Not sure what you mean by the relationship between the two databases. If you are talking about the size, NR is 318 million sequences right now, while the latest UniRef90 is 116 million sequences. That will translate into major memory and time savings.
I have not used NR for at least 10 years, and all my machine learning applications work just fine. In fact, if you Google
machine learning uniref90
you will find that lots of papers use this database. I seem to remember that PSI-BLAST weighs the sequence by removing sequences that are >= 94%, so that is not much different from using a database that is already trimmed at 90% identity. In terms of "signal" that helps find distant homologs - which is what PSI-BLAST does - including 1 or 100 sequences that are >90% identical will make very little difference. I think the same is true in terms of signal for machine learning applications, where it is more important to capture the "breadth" (divergence) of sequences rather than "depth" (number of sequences, similar or otherwise).Thank you for your helpful answers. According to your answer, it seems that it is better to use uniref90 database. The relationship between uniref90 and NR database is seem like uniref90 has only one sequence >90% identity, while NR database has 100. For the results of running with PSI-blast, there is almost no difference between the two. The uniref90 database is smaller, so it will run faster! I especially agree with your words. For the input of machine learning applications, the "breadth" of the data is more important than the "depth".

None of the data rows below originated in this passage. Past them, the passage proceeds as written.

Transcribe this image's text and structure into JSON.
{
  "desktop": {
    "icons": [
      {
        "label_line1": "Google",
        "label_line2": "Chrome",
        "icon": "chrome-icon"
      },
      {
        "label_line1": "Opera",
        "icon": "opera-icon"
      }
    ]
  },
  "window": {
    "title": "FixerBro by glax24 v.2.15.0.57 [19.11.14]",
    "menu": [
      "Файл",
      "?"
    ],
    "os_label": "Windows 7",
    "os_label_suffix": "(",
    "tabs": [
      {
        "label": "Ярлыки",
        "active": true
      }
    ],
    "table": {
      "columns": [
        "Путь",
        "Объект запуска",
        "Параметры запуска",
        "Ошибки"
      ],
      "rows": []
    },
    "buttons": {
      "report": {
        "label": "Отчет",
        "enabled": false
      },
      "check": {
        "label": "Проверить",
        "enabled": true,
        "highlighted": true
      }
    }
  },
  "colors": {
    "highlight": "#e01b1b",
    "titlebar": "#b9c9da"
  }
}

I still have a small question. I doubt whether the running time of psiblast is reasonable because it only takes about 10 minutes to run psiblast on the NR database on the ncbi website. But why does it tak longer run time in local
It is difficult to answer this question properly without knowing your computer configuration. I am going to make an educated guess that NCBI computers are faster, have faster disks and more memory than your computer. A computer with enough memory can hold the whole NR without having to unload it from RAM, and then it is a search within memory which is generally very fast. I am guessing that your computer doesn't have enough memory to hold the whole NR database - most computers don't - so it has to read in chunks of database at a time.

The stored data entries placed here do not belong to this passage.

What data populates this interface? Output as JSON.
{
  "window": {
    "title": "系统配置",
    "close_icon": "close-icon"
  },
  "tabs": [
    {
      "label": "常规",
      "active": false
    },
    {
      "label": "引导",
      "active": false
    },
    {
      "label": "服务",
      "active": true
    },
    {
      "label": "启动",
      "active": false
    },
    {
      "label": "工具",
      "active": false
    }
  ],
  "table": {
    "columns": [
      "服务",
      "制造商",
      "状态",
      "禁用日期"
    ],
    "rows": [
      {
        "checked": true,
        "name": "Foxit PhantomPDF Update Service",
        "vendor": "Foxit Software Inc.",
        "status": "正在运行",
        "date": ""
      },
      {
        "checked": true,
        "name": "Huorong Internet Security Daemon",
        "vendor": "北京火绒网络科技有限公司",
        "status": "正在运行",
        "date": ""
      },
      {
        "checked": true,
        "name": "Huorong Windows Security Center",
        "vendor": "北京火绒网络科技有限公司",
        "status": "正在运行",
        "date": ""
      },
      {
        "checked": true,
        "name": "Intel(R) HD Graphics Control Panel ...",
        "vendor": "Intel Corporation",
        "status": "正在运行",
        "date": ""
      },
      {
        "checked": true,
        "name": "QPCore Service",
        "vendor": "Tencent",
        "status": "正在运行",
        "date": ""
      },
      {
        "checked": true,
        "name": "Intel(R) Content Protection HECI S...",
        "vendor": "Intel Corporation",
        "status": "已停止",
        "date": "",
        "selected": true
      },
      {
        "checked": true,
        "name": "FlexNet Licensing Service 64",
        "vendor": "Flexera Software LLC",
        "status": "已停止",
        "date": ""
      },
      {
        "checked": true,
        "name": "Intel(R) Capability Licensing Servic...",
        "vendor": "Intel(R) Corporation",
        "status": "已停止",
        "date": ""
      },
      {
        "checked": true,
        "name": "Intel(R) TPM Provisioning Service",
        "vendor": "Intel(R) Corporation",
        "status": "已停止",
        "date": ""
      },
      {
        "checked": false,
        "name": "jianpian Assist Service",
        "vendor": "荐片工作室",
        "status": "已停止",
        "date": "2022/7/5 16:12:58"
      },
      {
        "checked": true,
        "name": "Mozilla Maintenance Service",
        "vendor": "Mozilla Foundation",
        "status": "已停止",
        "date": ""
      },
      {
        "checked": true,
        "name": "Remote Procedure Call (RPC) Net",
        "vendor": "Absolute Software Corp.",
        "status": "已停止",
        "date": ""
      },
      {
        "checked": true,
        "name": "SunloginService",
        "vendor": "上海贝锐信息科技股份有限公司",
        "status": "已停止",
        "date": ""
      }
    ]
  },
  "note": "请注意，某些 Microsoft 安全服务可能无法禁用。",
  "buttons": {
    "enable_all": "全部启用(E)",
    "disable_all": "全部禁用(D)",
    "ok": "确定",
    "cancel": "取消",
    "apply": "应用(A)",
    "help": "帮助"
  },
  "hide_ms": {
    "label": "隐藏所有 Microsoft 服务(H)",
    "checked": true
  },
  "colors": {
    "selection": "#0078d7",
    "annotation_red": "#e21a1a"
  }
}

I think you should run a search with a smaller database and see how that goes. There is no substitute for directly finding out what kind of memory and time savings will be achieved on your computer. Getting PSSMs for 20000 sequences on a single computer will take a long time no matter what, but 2 months is better than 6 months. After finding out how long an average search takes with UniRef90, you may wish to find additional resources or rethink your overall strategy.